Shell’s lawsuit aims to gain the immediate issue of a temporary restraining order and injunction blocking Greenpeace from "unlawful or unsafe interference" on the company's Arctic assets, including its drilling rigs and a fleet of support vessels.
If granted, the order would require the protesters to leave the Blue Marlin and impose a safety zone around the company's vessels, reports the Houston Chronicle. Shell won a similar court order in 2012 to keep protesters from encroaching on its rigs and ships, but this is no longer in force. The new suit is assigned to the same district court judge that granted the order three years ago.
The company argues if Greenpeace's activities are left unsanctioned, they will cause irreparable harm and monetary damages by delaying or preventing Shell from transporting its vessels to the Chukchi Sea. Only a few ice-free months are expected there this summer.
“Greenpeace is well aware that even short delays in the Arctic can stop exploration for the season and has used that tactic successfully against other companies,” says Shell.
The environmental group said in a statement its team would occupy the underside of the main deck of the Polar Pioneer, which is under contract to Shell, and plans to unfurl a banner with the names of millions of people opposed to Arctic drilling. The group said the activists would not interfere with the vessel's navigation.
"We're here to highlight that in less than 100 days Shell is going to the Arctic to drill for oil," 32-year-old Johno Smith, one of the six to board the Blue Marlin, the ship carrying the rig, said in the statement.
Six Greenpeace climbers scaled the 38,000 ton Polar Pioneer 750 miles north-west of Hawaii. The six are from the U.S., Germany, New Zealand, Australia, Sweden and Austria.

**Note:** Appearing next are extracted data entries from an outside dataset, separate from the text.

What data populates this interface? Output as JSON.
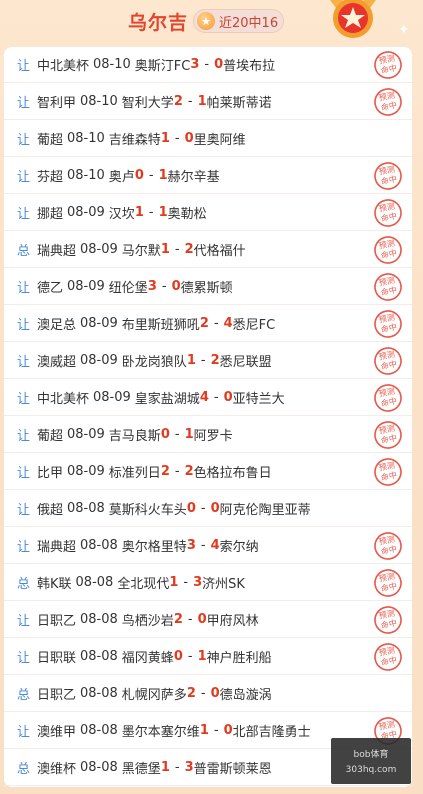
{
  "header": {
    "title": "乌尔吉",
    "badge_icon": "star-icon",
    "badge_text": "近20中16"
  },
  "stamp_text": "预测命中",
  "rows": [
    {
      "type": "让",
      "league": "中北美杯",
      "date": "08-10",
      "home": "奥斯汀FC",
      "home_score": "3",
      "away_score": "0",
      "away": "普埃布拉",
      "hit": true
    },
    {
      "type": "让",
      "league": "智利甲",
      "date": "08-10",
      "home": "智利大学",
      "home_score": "2",
      "away_score": "1",
      "away": "帕莱斯蒂诺",
      "hit": true
    },
    {
      "type": "让",
      "league": "葡超",
      "date": "08-10",
      "home": "吉维森特",
      "home_score": "1",
      "away_score": "0",
      "away": "里奥阿维",
      "hit": false
    },
    {
      "type": "让",
      "league": "芬超",
      "date": "08-10",
      "home": "奥卢",
      "home_score": "0",
      "away_score": "1",
      "away": "赫尔辛基",
      "hit": true
    },
    {
      "type": "让",
      "league": "挪超",
      "date": "08-09",
      "home": "汉坎",
      "home_score": "1",
      "away_score": "1",
      "away": "奥勒松",
      "hit": true
    },
    {
      "type": "总",
      "league": "瑞典超",
      "date": "08-09",
      "home": "马尔默",
      "home_score": "1",
      "away_score": "2",
      "away": "代格福什",
      "hit": true
    },
    {
      "type": "让",
      "league": "德乙",
      "date": "08-09",
      "home": "纽伦堡",
      "home_score": "3",
      "away_score": "0",
      "away": "德累斯顿",
      "hit": true
    },
    {
      "type": "让",
      "league": "澳足总",
      "date": "08-09",
      "home": "布里斯班狮吼",
      "home_score": "2",
      "away_score": "4",
      "away": "悉尼FC",
      "hit": true
    },
    {
      "type": "让",
      "league": "澳威超",
      "date": "08-09",
      "home": "卧龙岗狼队",
      "home_score": "1",
      "away_score": "2",
      "away": "悉尼联盟",
      "hit": true
    },
    {
      "type": "让",
      "league": "中北美杯",
      "date": "08-09",
      "home": "皇家盐湖城",
      "home_score": "4",
      "away_score": "0",
      "away": "亚特兰大",
      "hit": true
    },
    {
      "type": "让",
      "league": "葡超",
      "date": "08-09",
      "home": "吉马良斯",
      "home_score": "0",
      "away_score": "1",
      "away": "阿罗卡",
      "hit": true
    },
    {
      "type": "让",
      "league": "比甲",
      "date": "08-09",
      "home": "标准列日",
      "home_score": "2",
      "away_score": "2",
      "away": "色格拉布鲁日",
      "hit": true
    },
    {
      "type": "让",
      "league": "俄超",
      "date": "08-08",
      "home": "莫斯科火车头",
      "home_score": "0",
      "away_score": "0",
      "away": "阿克伦陶里亚蒂",
      "hit": false
    },
    {
      "type": "让",
      "league": "瑞典超",
      "date": "08-08",
      "home": "奥尔格里特",
      "home_score": "3",
      "away_score": "4",
      "away": "索尔纳",
      "hit": true
    },
    {
      "type": "总",
      "league": "韩K联",
      "date": "08-08",
      "home": "全北现代",
      "home_score": "1",
      "away_score": "3",
      "away": "济州SK",
      "hit": true
    },
    {
      "type": "让",
      "league": "日职乙",
      "date": "08-08",
      "home": "鸟栖沙岩",
      "home_score": "2",
      "away_score": "0",
      "away": "甲府风林",
      "hit": true
    },
    {
      "type": "让",
      "league": "日职联",
      "date": "08-08",
      "home": "福冈黄蜂",
      "home_score": "0",
      "away_score": "1",
      "away": "神户胜利船",
      "hit": true
    },
    {
      "type": "总",
      "league": "日职乙",
      "date": "08-08",
      "home": "札幌冈萨多",
      "home_score": "2",
      "away_score": "0",
      "away": "德岛漩涡",
      "hit": false
    },
    {
      "type": "让",
      "league": "澳维甲",
      "date": "08-08",
      "home": "墨尔本塞尔维",
      "home_score": "1",
      "away_score": "0",
      "away": "北部吉隆勇士",
      "hit": true
    },
    {
      "type": "总",
      "league": "澳维杯",
      "date": "08-08",
      "home": "黑德堡",
      "home_score": "1",
      "away_score": "3",
      "away": "普雷斯顿莱恩",
      "hit": false
    }
  ],
  "watermark": {
    "line1": "bob体育",
    "line2": "303hq.com"
  },
  "colors": {
    "accent": "#e2452e",
    "score": "#e23a1e",
    "type_blue": "#4a8ad8",
    "stamp": "#e8584a"
  }
}
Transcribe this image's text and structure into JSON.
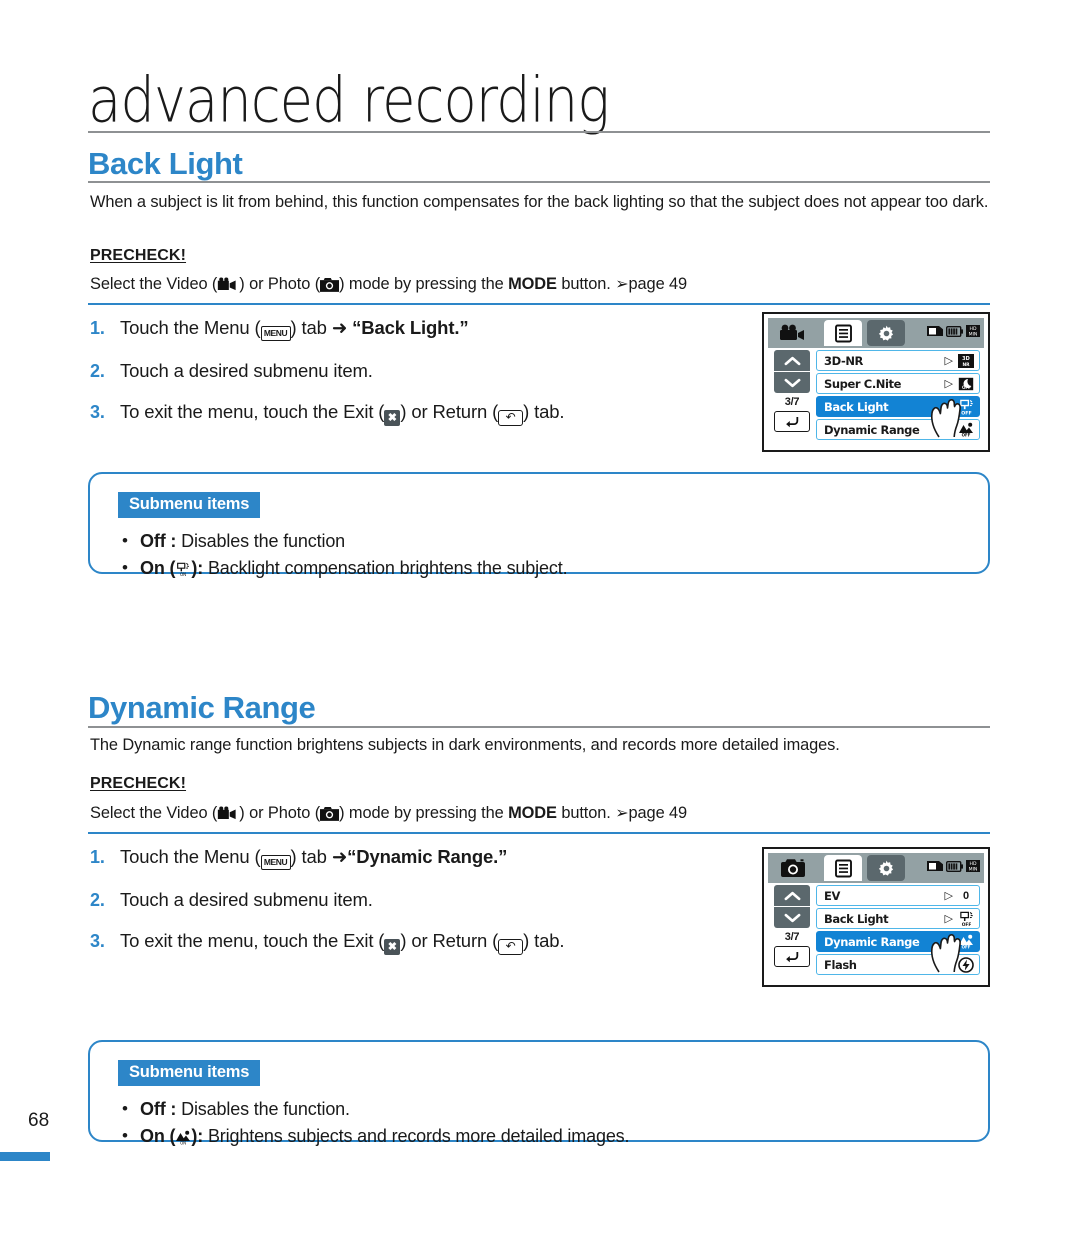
{
  "chapter": {
    "title": "advanced recording"
  },
  "page": {
    "number": "68"
  },
  "sections": [
    {
      "id": "back-light",
      "heading": "Back Light",
      "intro": "When a subject is lit from behind, this function compensates for the back lighting so that the subject does not appear too dark.",
      "precheck_label": "PRECHECK!",
      "precheck_before": "Select the Video (",
      "precheck_mid": ") or Photo (",
      "precheck_after": ") mode by pressing the ",
      "precheck_mode": "MODE",
      "precheck_end": " button. ",
      "precheck_page": "page 49",
      "steps": [
        {
          "num": "1.",
          "pre": "Touch the Menu (",
          "menu_icon_label": "MENU",
          "mid": ") tab ",
          "arrow": "➜",
          "target": "“Back Light.”"
        },
        {
          "num": "2.",
          "text": "Touch a desired submenu item."
        },
        {
          "num": "3.",
          "pre": "To exit the menu, touch the Exit (",
          "mid": ") or Return (",
          "post": ") tab."
        }
      ],
      "submenu": {
        "badge": "Submenu items",
        "items": [
          {
            "name": "Off",
            "sep": " : ",
            "desc": "Disables the function",
            "icon": null
          },
          {
            "name": "On",
            "sep": "): ",
            "desc": "Backlight compensation brightens the subject.",
            "icon": "backlight-icon"
          }
        ]
      },
      "lcd": {
        "mode_icon": "video-camera-icon",
        "tabs": [
          "video-mode-tab",
          "menu-tab",
          "settings-tab"
        ],
        "status_icons": [
          "memory-card-icon",
          "battery-icon",
          "record-quality-icon"
        ],
        "page_indicator": "3/7",
        "nav": {
          "up": "chevron-up-icon",
          "down": "chevron-down-icon",
          "return": "return-icon"
        },
        "rows": [
          {
            "label": "3D-NR",
            "value_icon": "3dnr-icon",
            "selected": false
          },
          {
            "label": "Super C.Nite",
            "value_icon": "supercnite-icon",
            "selected": false
          },
          {
            "label": "Back Light",
            "value_icon": "backlight-off-icon",
            "selected": true
          },
          {
            "label": "Dynamic Range",
            "value_icon": "dynamicrange-icon",
            "selected": false
          }
        ]
      }
    },
    {
      "id": "dynamic-range",
      "heading": "Dynamic Range",
      "intro": "The Dynamic range function brightens subjects in dark environments, and records more detailed images.",
      "precheck_label": "PRECHECK!",
      "precheck_before": "Select the Video (",
      "precheck_mid": ") or Photo (",
      "precheck_after": ") mode by pressing the ",
      "precheck_mode": "MODE",
      "precheck_end": " button. ",
      "precheck_page": "page 49",
      "steps": [
        {
          "num": "1.",
          "pre": "Touch the Menu (",
          "menu_icon_label": "MENU",
          "mid": ") tab ",
          "arrow": "➜",
          "target": "“Dynamic Range.”"
        },
        {
          "num": "2.",
          "text": "Touch a desired submenu item."
        },
        {
          "num": "3.",
          "pre": "To exit the menu, touch the Exit (",
          "mid": ") or Return (",
          "post": ") tab."
        }
      ],
      "submenu": {
        "badge": "Submenu items",
        "items": [
          {
            "name": "Off",
            "sep": " : ",
            "desc": "Disables the function.",
            "icon": null
          },
          {
            "name": "On",
            "sep": "): ",
            "desc": "Brightens subjects and records more detailed images.",
            "icon": "dynamicrange-icon"
          }
        ]
      },
      "lcd": {
        "mode_icon": "photo-camera-icon",
        "tabs": [
          "photo-mode-tab",
          "menu-tab",
          "settings-tab"
        ],
        "status_icons": [
          "memory-card-icon",
          "battery-icon",
          "record-quality-icon"
        ],
        "page_indicator": "3/7",
        "nav": {
          "up": "chevron-up-icon",
          "down": "chevron-down-icon",
          "return": "return-icon"
        },
        "rows": [
          {
            "label": "EV",
            "value_text": "0",
            "selected": false
          },
          {
            "label": "Back Light",
            "value_icon": "backlight-off-icon",
            "selected": false
          },
          {
            "label": "Dynamic Range",
            "value_icon": "dynamicrange-icon",
            "selected": true
          },
          {
            "label": "Flash",
            "value_icon": "flash-icon",
            "selected": false
          }
        ]
      }
    }
  ],
  "colors": {
    "accent_blue": "#2d86c8",
    "lcd_select_blue": "#1283d4",
    "lcd_row_border": "#4fb6e8",
    "rule_gray": "#8e9193",
    "lcd_chrome": "#93a1a4",
    "lcd_dark": "#5b686d"
  }
}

Shell said in an emailed statement that it has met with groups against oil drilling off Alaska's shores and "respect their views" but condemned the boarding.
"We can confirm that protesters from Greenpeace have illegally boarded the Polar Pioneer, under contract to Shell, jeopardizing not only the safety of the crew on board, but the protesters themselves," Shell said.
The move comes just days after the U.S. Interior Department upheld a 2008 lease sale in the Chukchi Sea off Alaska, moving Shell a step closer to returning to oil and gas exploration in the Arctic since it suffered mishaps in the region in 2012.
Many environmentalists oppose offshore energy exploration in the Arctic, saying that once production begins any oil spill would be extremely difficult to clean up.
Oil industry interests say the Arctic will be important to the United States' energy security in coming decades when output from shale formations is expected to wane.